The law on age discrimination is set out in S13 Equality Act 2010 which states that A directly discriminates against B if A treats B less favourably than A treats or would treat a comparator because of a protected characteristic, (one of which is age), and the treatment is not a proportionate means of achieving a legitimate aim. The employee must show that they have been treated less favourably than a comparator whose circumstances are not materially different to their own.
The recent case involved a regional director at a bank which undertook some restructuring in 2012. A primary selection exercise was carried out by the bank to decide who would be given the option of voluntary redundancy and who would be interviewed for the new roles. Members of staff who were over fifty would also be given the option of early retirement. The employee in question was one of four regional directors who were not selected for an interview; two of the four were over fifty. Two of the regional directors under fifty were granted voluntary redundancy.
Due to the pension cost and the necessity of higher management authority the bank did not offer the employee in question voluntary redundancy but he was given the opportunity to apply for an alternative role. The employee in the case was successful in his application.
The bank underwent further restructuring in 2013 and the employee was successful in his application for voluntary redundancy. Unfortunately for him, the pension rules had changed in the interim and only those aged over fifty five were entitled to early retirement benefits and he was no longer eligible. He therefore brought a claim to the Employment Tribunal, his case being that the decision not to allow him to apply for voluntary redundancy in 2012 was direct age discrimination as the two regional directors under fifty had been offered the same.
The Employment Tribunal held that the two employee under fifty were not appropriate comparators as they were not entitled to early retirement and this amounted to a ‘material difference’ between their circumstances and those of the employee in the case. The Tribunal held that even if they were appropriate comparators, the employee in question had not been treated less favourably because they were not able to apply for early retirement benefits either.

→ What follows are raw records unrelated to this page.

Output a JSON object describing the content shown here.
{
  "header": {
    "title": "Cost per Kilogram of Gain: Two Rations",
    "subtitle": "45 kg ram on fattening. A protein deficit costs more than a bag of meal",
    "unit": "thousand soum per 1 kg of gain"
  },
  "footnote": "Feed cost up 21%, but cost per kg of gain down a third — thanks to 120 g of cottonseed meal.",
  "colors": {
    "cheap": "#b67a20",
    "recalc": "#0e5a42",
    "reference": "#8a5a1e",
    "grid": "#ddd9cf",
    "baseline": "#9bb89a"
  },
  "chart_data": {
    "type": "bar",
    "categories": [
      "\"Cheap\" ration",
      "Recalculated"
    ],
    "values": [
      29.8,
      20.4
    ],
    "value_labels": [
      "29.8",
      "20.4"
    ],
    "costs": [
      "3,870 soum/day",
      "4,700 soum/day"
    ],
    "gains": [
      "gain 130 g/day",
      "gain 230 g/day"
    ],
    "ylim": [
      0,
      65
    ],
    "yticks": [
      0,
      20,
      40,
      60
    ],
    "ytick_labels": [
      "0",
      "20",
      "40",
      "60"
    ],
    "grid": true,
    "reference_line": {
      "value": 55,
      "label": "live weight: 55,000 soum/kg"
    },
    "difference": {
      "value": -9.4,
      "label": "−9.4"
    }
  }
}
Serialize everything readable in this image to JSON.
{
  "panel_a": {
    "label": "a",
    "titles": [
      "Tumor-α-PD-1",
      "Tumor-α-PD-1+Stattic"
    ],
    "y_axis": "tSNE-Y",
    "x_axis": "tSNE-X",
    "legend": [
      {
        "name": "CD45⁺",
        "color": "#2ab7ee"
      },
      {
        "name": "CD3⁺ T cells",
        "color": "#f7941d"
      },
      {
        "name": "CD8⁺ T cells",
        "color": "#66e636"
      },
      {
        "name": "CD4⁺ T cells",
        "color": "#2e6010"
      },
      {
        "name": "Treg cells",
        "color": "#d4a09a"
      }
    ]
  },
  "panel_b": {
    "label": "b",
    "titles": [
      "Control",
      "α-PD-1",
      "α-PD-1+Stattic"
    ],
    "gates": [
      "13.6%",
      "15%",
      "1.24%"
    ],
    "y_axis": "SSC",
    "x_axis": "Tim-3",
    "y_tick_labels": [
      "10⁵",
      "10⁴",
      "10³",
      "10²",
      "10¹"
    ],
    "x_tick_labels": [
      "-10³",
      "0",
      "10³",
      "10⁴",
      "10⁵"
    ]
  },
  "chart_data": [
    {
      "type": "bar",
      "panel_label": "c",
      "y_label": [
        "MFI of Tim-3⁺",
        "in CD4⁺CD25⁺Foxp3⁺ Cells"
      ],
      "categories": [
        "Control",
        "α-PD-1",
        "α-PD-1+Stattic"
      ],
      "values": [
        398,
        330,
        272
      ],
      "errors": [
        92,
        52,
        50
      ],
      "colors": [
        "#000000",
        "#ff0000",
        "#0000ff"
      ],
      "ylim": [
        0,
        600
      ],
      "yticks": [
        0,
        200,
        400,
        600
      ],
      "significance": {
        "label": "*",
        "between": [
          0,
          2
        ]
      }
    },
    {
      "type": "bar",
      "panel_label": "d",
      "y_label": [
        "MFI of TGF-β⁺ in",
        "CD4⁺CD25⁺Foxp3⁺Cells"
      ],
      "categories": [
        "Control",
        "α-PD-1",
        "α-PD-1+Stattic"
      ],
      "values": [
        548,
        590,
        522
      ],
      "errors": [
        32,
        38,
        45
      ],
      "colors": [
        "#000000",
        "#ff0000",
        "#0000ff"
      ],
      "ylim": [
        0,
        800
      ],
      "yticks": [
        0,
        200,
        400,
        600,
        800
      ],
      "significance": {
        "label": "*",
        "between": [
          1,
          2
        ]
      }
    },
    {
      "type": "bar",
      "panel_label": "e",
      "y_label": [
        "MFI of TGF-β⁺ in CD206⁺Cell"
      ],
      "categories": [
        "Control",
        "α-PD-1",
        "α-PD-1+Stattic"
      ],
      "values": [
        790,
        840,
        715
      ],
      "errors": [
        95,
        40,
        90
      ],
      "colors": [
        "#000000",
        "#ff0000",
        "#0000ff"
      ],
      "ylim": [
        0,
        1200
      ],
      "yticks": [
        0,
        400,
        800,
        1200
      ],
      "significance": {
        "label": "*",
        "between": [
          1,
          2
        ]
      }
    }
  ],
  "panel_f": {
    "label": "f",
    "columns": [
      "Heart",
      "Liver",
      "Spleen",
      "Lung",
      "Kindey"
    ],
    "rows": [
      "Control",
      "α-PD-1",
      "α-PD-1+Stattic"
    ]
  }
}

The employee appealed to the EAT which held that there was prima facie direct age discrimination (the EAT remitted the issue of justification back to the Employment Tribunal). The EAT held that the tribunal was wrong to find that the comparators had been inappropriate as the only reason why the younger employees were not entitled to early retirement was their age. The material difference was simply the age of the employees which could not be relied upon as it was the protected characteristic. The younger employees had been treated differently by being offered voluntary redundancy in 2012.
The case highlights the potential difficulties in establishing comparators in age discrimination cases and the fact that it is easy to confuse the issues in such a case by focusing too much on whether the comparator is appropriate or not. The key issue is why the employer acted the way he did. In this case, the employer could compare his treatment to that of the employees aged under fifty and it was not the case that the comparison was invalid due to the fact that the younger employees were not offered early retirement as this was only down to age.